Daniel Daneshvar, profesor asociado en la Facultad de Medicina de Harvard y autor principal de esta investigación, destacó que la tasa de mortalidad por enfermedades neurodegenerativas en jugadores de la NFL es aproximadamente cuatro veces mayor que la de la población general. Un dato inquietante que señala la urgencia de abordar esta problemática desde múltiples frentes.
Durante el periodo analizado, un total de 878 exjugadores fallecieron, de los cuales 235 donaron sus cerebros para la investigación. Este gesto altruista permitió a los científicos identificar que 215 de ellos padecían encefalopatía traumática crónica, resultando en un alarmante 24.5% de los jugadores fallecidos analizados.
La creciente preocupación por el bienestar de los deportistas ha llevado a las familias de muchos exatletas, no solo del fútbol americano, sino también de disciplinas como el rugby y el hockey sobre hielo, a optar por la donación de sus cerebros para el estudio de esta enfermedad.
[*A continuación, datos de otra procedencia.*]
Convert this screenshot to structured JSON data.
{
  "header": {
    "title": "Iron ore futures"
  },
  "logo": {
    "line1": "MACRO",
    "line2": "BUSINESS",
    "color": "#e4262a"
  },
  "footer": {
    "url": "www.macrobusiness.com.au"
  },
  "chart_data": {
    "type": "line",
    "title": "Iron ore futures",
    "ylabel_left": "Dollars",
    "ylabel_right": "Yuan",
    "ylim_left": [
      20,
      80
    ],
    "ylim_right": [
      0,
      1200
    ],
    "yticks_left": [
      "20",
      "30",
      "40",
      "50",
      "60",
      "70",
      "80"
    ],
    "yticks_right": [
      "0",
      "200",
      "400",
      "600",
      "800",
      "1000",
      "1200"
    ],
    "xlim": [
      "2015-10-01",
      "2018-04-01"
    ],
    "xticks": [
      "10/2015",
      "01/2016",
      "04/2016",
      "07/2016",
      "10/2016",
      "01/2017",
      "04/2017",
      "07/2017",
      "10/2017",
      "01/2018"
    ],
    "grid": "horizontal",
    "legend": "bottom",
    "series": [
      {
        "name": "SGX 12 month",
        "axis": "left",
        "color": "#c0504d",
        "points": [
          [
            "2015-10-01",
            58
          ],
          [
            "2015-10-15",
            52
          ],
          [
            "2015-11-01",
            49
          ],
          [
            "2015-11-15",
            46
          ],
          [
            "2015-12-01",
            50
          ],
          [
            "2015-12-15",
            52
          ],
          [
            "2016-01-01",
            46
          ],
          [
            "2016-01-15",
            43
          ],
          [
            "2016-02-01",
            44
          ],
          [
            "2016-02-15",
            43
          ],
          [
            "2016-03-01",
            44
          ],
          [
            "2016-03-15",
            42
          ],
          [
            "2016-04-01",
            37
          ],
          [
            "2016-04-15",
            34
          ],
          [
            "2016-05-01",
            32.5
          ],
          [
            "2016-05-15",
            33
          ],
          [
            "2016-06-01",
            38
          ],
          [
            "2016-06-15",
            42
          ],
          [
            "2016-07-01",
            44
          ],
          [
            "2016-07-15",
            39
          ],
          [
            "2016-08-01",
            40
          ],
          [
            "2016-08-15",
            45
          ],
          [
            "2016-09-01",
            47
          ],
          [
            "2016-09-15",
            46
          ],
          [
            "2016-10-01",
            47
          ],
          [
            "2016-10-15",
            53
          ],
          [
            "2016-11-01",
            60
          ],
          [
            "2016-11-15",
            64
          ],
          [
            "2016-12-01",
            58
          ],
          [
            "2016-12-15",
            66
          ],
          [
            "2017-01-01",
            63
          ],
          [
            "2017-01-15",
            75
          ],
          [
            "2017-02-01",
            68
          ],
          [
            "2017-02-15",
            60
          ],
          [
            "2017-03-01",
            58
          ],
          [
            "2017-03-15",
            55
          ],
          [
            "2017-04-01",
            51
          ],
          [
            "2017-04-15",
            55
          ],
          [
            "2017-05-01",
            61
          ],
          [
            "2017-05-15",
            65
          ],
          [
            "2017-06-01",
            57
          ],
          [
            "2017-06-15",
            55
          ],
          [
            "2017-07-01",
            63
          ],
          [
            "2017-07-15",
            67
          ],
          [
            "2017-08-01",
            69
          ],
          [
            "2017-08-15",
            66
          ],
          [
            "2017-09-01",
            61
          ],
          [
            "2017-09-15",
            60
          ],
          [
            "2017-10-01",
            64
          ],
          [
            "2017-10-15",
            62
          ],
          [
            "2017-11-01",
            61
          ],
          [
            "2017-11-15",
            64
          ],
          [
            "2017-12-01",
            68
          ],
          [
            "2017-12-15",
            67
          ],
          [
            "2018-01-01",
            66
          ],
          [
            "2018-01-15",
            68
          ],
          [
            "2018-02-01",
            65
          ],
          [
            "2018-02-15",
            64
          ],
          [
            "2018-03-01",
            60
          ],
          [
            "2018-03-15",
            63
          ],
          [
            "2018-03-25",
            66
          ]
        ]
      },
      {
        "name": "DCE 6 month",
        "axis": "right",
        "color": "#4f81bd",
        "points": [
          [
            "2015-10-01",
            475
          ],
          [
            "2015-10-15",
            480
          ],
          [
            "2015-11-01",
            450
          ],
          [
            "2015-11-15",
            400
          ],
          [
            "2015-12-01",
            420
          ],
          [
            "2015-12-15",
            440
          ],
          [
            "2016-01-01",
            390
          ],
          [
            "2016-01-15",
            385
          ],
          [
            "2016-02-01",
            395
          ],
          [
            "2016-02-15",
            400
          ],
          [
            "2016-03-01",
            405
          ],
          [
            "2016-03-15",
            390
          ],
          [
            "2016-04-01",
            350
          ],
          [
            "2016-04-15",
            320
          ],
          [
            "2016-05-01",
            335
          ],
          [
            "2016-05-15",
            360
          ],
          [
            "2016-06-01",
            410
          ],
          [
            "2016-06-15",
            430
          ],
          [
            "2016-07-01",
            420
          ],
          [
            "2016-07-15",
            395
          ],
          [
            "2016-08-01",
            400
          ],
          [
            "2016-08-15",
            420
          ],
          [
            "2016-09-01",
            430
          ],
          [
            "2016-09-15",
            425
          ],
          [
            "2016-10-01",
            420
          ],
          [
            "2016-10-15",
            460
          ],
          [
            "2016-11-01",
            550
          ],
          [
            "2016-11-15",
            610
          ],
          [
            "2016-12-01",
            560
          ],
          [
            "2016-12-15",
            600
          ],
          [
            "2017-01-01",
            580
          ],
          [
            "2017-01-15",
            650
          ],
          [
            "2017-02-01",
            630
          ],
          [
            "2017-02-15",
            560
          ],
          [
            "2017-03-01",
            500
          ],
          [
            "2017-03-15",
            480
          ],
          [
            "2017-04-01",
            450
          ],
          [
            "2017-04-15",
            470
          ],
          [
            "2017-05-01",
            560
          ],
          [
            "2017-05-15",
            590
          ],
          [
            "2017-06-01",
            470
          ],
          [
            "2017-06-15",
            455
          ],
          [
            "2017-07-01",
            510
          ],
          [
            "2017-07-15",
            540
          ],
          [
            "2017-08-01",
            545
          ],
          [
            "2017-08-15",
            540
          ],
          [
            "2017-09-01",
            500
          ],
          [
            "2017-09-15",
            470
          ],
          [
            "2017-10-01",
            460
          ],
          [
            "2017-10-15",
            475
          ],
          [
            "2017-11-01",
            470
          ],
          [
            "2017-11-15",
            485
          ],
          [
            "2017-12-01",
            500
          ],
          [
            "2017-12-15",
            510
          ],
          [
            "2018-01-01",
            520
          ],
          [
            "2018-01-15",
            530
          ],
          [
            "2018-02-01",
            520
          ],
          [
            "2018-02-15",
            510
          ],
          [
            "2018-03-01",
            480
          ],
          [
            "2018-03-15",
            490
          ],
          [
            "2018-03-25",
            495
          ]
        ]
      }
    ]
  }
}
Un ejemplo notable es el caso de la hija del exjugador de la NHL Claude Lemieux, quien falleció a los 60 años y cuya familia decidió contribuir a la investigación de la ETC.
Dada la seriedad de esta situación, varios deportes han implementado cambios significativos en sus normativas. Se han establecido reglas más estrictas en torno a las conmociones cerebrales, asegurando que los jugadores no regresen al campo de juego sin una evaluación médica adecuada. Estas medidas incluyen periodos de recuperación supervisados de cerca por los profesionales de la salud, con la intención de proteger la salud cerebral de los atletas.
Con la constatación de que las condiciones neurodegenerativas son una amenaza real para muchos jugadores, la comunidad deportiva y la sociedad en general deben continuar trabajando en conjunto para mejorar la seguridad y el bienestar de los atletas, tanto actuales como retirados.